If you read my last post, you know that I decided to follow a vegan diet in hopes of balancing my hormones as I prepare my body to transition off hormone replacement therapy.
Although I have, reluctantly, chosen to follow this diet, I must admit that I actually feel really good!
Initially, I was concerned that I would not be consuming enough protein, only because I lift weights 3-4 times a week, which helps build muscle.
I have not had the cravings that I usually get when I lift heavy.
Usually, after a hard lifting session, I want meat for dinner. Fish or chicken. Probably because my body wants the protein. But I haven’t been experiencing that same kind of hunger. Maybe that was a “newbie” lifting thing?
I seem to be transitioning to the vegan diet fairly well but, in all fairness, I was already eating multiple vegetarian meals during the week.
Almost two weeks down ………..
“A goal without a plan is just a wish.”
Most people know that a quick change will not be a lasting change, and I entered this dietary challenge keeping that in mind. I know I need to allow myself a little leeway.
………… At least that’s what I was telling myself on Friday night when I ate small dish of vanilla ice cream with a drizzle of chocolate syrup and a few peanuts.
It’s really important to make sure when you follow a vegan diet that you get all the nutrients your body needs, especially the ones you can’t get from the food.
Although living a vegan lifestyle is super healthy, a poorly planned diet can deprive you of some vital nutrients:
- Vitamin B12
- Iron
- Calcium
- Vitamin D
- Protein
- Omega-3 Fatty Acid
Omega-3 fatty acids are crucial. Most people get the two most important ones, EPA & DHA from fish. The other omega-3 fatty acids your body needs are found in plant sources such as nuts and seeds.

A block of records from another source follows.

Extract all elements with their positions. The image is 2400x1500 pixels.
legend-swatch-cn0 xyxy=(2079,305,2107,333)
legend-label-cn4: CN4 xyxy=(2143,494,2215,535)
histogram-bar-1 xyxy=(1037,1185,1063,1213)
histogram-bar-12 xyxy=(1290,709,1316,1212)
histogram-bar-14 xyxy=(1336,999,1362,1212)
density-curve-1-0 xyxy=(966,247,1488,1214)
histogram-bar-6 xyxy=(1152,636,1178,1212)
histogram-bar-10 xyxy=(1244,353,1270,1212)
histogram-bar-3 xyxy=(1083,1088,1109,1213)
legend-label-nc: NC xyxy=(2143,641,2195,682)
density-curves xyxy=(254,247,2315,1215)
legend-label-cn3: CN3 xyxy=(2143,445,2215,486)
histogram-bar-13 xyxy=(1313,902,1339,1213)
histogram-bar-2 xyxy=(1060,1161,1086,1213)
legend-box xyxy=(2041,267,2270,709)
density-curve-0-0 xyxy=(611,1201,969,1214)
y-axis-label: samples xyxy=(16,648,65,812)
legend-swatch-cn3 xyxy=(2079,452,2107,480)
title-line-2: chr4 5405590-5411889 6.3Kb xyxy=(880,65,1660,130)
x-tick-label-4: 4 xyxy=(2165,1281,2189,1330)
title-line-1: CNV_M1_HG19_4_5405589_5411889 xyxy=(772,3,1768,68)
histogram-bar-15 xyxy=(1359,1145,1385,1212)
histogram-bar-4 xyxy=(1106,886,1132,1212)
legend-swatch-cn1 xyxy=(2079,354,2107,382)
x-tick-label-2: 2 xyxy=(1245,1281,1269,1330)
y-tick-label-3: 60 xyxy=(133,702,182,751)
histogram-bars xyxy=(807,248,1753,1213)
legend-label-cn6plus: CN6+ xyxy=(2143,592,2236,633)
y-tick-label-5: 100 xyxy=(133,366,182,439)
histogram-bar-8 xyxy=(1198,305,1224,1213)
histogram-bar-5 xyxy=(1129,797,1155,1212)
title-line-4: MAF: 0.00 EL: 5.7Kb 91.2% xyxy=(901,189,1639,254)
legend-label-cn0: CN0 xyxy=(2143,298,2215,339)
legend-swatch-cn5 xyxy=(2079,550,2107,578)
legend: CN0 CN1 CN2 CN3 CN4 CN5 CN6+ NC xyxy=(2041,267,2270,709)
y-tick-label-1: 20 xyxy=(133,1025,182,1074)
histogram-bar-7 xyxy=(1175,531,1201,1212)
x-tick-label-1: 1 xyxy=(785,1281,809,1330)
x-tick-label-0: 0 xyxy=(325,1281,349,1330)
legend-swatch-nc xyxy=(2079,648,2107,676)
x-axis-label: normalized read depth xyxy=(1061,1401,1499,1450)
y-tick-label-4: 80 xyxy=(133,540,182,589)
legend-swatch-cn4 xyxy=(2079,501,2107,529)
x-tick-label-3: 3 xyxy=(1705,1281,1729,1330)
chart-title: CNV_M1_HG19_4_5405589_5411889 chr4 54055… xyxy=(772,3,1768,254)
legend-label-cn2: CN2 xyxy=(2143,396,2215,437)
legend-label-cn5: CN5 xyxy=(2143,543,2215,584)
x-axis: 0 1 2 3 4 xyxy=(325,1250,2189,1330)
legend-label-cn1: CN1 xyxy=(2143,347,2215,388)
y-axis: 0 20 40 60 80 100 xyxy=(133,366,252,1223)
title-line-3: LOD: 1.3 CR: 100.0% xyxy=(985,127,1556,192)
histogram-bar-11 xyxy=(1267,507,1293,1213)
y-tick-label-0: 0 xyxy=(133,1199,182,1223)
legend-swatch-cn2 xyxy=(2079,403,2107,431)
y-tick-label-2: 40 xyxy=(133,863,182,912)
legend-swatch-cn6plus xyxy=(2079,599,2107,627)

One of the things I am doing to ensure that I am getting enough omega-3’s in my vegan diet is to include a fish oil supplement.
Good sources of omega-3’s:
- avocado
- olive oil
- flaxseed
- walnuts
- chia seed
- soybean
Vitamin B12 is only found in animal and milk products and some breakfast cereals, therefore both vegans and vegetarians need to make sure they take a supplement. According to Dr. Shivam Joshi, that is the simplest and most reliable way to make sure that you get an adequate amount of B12.
Dr. Joshi states that 1 in 6 meat eaters is also vitamin B12 deficient.
You have probably heard the worldwide reports that a vitamin D deficiency is fairly common, not just among vegetarians and vegans. I am taking a vitamin D supplement, as well.
There’s a lot to consider when you decide to make dietary changes in your life and, until I really started to submerge myself in this project, I didn’t fully comprehend what a vegan diet entailed.
This is where those cool meal-planning containers would come in handy. Making meals for the week, or at least several days in advance, can alleviate a little of the stress when learning a new style of cooking.
“Don’t expect success. Prepare for it.”